Virtual reality platform

We offer to share our main results with the community, particularly in the form of a software platform around a virtual interaction toolbox in link with the IRMC platform. We also jointly work on the VR platform set up by the Alsace region in 2007 (Iconoval and Holo3). Our CNRS research engineer heads this project in collaboration, from one side, with the head of the VR platform of Alsace region, Silvère Besse,and from the other side in coherence with the IRMC platform within the world-class pole of competitiveness "Innovations Thérapeutiques" (therapeutic innovations).

We will integrate in this VR platform interaction techniques for the selection, manipulation and edition of huge sets of objects in 3D complex scenes. This work will be applied to the modeling and editing of details in natural scenes and to the processing and interactive visualization of large and complex data coming from numerical simulation (ANR Masse de données DNA et MASSIM).

Medical applications and VR

Concerning the applications, they will principally be centered on the medical and therapeutic domain, with our participation to the multi-labs program IRMC (Imagerie et Robotique Médicale et Chirurgicale) on themes of the world-class pole of competitiveness "Innovations Thérapeutiques" from Alsace region.

Manipulation, visualization and virtual navigation in the human body.

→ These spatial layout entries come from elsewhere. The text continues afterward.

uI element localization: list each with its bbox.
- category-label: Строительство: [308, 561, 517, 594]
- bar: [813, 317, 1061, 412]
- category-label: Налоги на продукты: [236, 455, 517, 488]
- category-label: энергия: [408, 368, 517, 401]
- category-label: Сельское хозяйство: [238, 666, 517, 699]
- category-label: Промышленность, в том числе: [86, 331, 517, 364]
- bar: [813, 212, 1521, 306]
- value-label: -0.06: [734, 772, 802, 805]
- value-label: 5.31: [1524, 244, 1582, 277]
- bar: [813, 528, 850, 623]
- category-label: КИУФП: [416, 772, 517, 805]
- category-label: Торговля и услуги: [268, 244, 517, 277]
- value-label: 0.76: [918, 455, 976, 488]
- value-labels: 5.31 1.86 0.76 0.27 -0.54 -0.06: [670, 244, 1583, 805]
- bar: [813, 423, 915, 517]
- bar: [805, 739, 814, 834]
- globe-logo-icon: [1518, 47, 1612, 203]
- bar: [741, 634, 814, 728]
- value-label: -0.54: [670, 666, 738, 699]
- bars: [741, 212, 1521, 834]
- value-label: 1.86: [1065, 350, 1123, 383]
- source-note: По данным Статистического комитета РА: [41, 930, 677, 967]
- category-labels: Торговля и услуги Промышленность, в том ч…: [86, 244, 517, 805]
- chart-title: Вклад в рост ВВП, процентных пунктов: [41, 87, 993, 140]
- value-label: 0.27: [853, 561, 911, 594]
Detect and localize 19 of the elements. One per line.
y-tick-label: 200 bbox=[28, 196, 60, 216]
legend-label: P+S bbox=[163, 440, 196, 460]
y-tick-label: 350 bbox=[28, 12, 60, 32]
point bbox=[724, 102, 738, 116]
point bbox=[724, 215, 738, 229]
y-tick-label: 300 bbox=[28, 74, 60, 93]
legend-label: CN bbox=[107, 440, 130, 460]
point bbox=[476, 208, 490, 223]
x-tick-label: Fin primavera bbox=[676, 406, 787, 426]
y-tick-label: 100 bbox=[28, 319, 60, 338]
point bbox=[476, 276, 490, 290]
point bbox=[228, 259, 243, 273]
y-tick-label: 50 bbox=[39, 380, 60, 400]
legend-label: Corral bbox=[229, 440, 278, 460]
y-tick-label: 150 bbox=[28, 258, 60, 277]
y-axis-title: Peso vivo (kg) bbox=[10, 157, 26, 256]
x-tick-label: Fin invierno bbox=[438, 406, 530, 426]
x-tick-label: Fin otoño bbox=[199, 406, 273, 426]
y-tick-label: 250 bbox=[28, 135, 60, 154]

A first medical application will intend to elaborate methods and specific and ergonomic tools for realistic simulation of surgical gesture. Thus we will develop virtual navigation and manipulation techniques in a model of the human corps (abdomen) with palpation and insertion of a needle for radio-frequency and virtual endoscopy in the blood vessels.

Treatment of psychiatric troubles using VR.

A second medical application will study the impact of VR on psychiatric treatments of phobia or obsessional and compulsive troubles (OCT) by behavioral and cognitive therapies (BCT). The immersion of a sick person in a virtual environment will put him/her in situation in a gradual fashion and will allow the exploration of the effect of the variation of new parameters on the apprehension of the patient. The interaction with the virtual environment will offer a realistic immersive simulation of a real anxiety-provoking situation. The alimentary troubles will be studied in collaboration with the LINK (Céline Clément) and a psychiatric (Marc Villard). The schizophrenia could also be studied in collaboration with Professor Danion from the Hôpitaux Universitaires de Strasbourg (University Hospitals of Strasbourg).